A gap exists, Daniel Koretz admits, but he wonders how much of technology is used for educational purposes.
Daniel Koretz:
I mean, clearly, it’s a gap in access. But what’s very unclear is how many of the kids who have access are using it for things that are valuable and how many are using it for things that are no more valuable than, say, television which we know from the academic point of view is for the most part a waste of time. We just don’t know. And, moreover, the efforts to bring digital media into schools have been, in many cases, real failures. It’s been a hammer in search of a nail. People know that there’s this powerful technology out there, it ought to be to in schools and I agree it ought to, but they weren’t quite sure how to do it, many of them. We have a number of really promising things, some of which have been going out for a long time.

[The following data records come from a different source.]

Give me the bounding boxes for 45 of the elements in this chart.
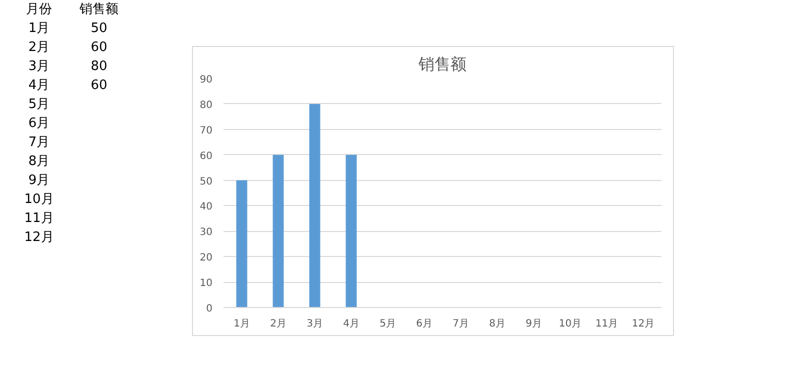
text: 60 <box>90 77 108 95</box>
x-tick-label: 10月 <box>558 318 582 330</box>
y-tick-label: 50 <box>200 176 213 188</box>
y-tick-label: 40 <box>200 202 213 213</box>
x-tick-label: 11月 <box>595 318 618 330</box>
text: 10月 <box>23 191 55 209</box>
x-tick-label: 12月 <box>632 318 655 330</box>
text: 销售额 <box>78 1 120 19</box>
text: 1月 <box>27 20 51 38</box>
text: 3月 <box>27 58 51 76</box>
y-tick-label: 30 <box>200 227 213 238</box>
bar <box>272 154 284 308</box>
text: 9月 <box>27 172 51 190</box>
y-tick-label: 10 <box>200 278 213 290</box>
x-tick-label: 9月 <box>526 318 542 330</box>
x-tick-label: 5月 <box>380 318 396 330</box>
x-tick-label: 3月 <box>306 318 323 330</box>
x-tick-label: 2月 <box>270 318 286 330</box>
y-tick-label: 70 <box>200 125 213 136</box>
x-tick-label: 1月 <box>234 318 250 330</box>
text: 50 <box>90 20 108 38</box>
x-tick-label: 6月 <box>416 318 432 330</box>
text: 2月 <box>27 39 51 57</box>
bar <box>346 154 357 308</box>
bar <box>236 180 248 308</box>
chart-title: 销售额 <box>418 54 466 74</box>
text: 5月 <box>27 96 51 114</box>
x-tick-label: 8月 <box>489 318 506 330</box>
y-tick-label: 60 <box>200 150 213 162</box>
text: 4月 <box>27 77 51 95</box>
y-tick-label: 20 <box>200 252 213 264</box>
text: 6月 <box>27 115 51 133</box>
bar <box>309 104 320 308</box>
y-tick-label: 0 <box>206 304 213 314</box>
text: 7月 <box>27 134 51 152</box>
text: 12月 <box>23 229 55 247</box>
x-tick-label: 4月 <box>343 318 360 330</box>
x-tick-label: 7月 <box>452 318 469 330</box>
text: 60 <box>90 39 108 57</box>
y-tick-label: 90 <box>200 74 213 86</box>
text: 80 <box>90 58 108 76</box>
text: 11月 <box>23 210 55 228</box>
text: 月份 <box>25 1 53 19</box>
y-tick-label: 80 <box>200 100 213 111</box>
text: 8月 <box>27 153 51 171</box>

So, for instance, there has been very interesting work going on for at least a dozen years in the development of intelligent, computer based intelligent tutors in mathematics, software that will allow diagnosis of errors and present kids with new problems based on the reasons why they fail to get a previous problem correct and so on. But that’s not, generally, what you see when you go into schools. And when I went, I used to go and watch my kids in school, I rarely saw, there were computers, but I rarely saw any activity on the computers. It was very valuable other than learning to type on them. So I think there is a problem that the world has reached a point at which a lack of access to the digital media and for that matter a lack of access to broadband can be crippling. But the other side of it is we still have a relatively weak grasp of how kids use it and how to encourage them to use it in ways that are more productive. There are lots of interesting pilots in development efforts but there is, in my view, a lack of consensus in the policy world about what really to do with all of these. And some of that, by the way, is also expensive. It will cost money.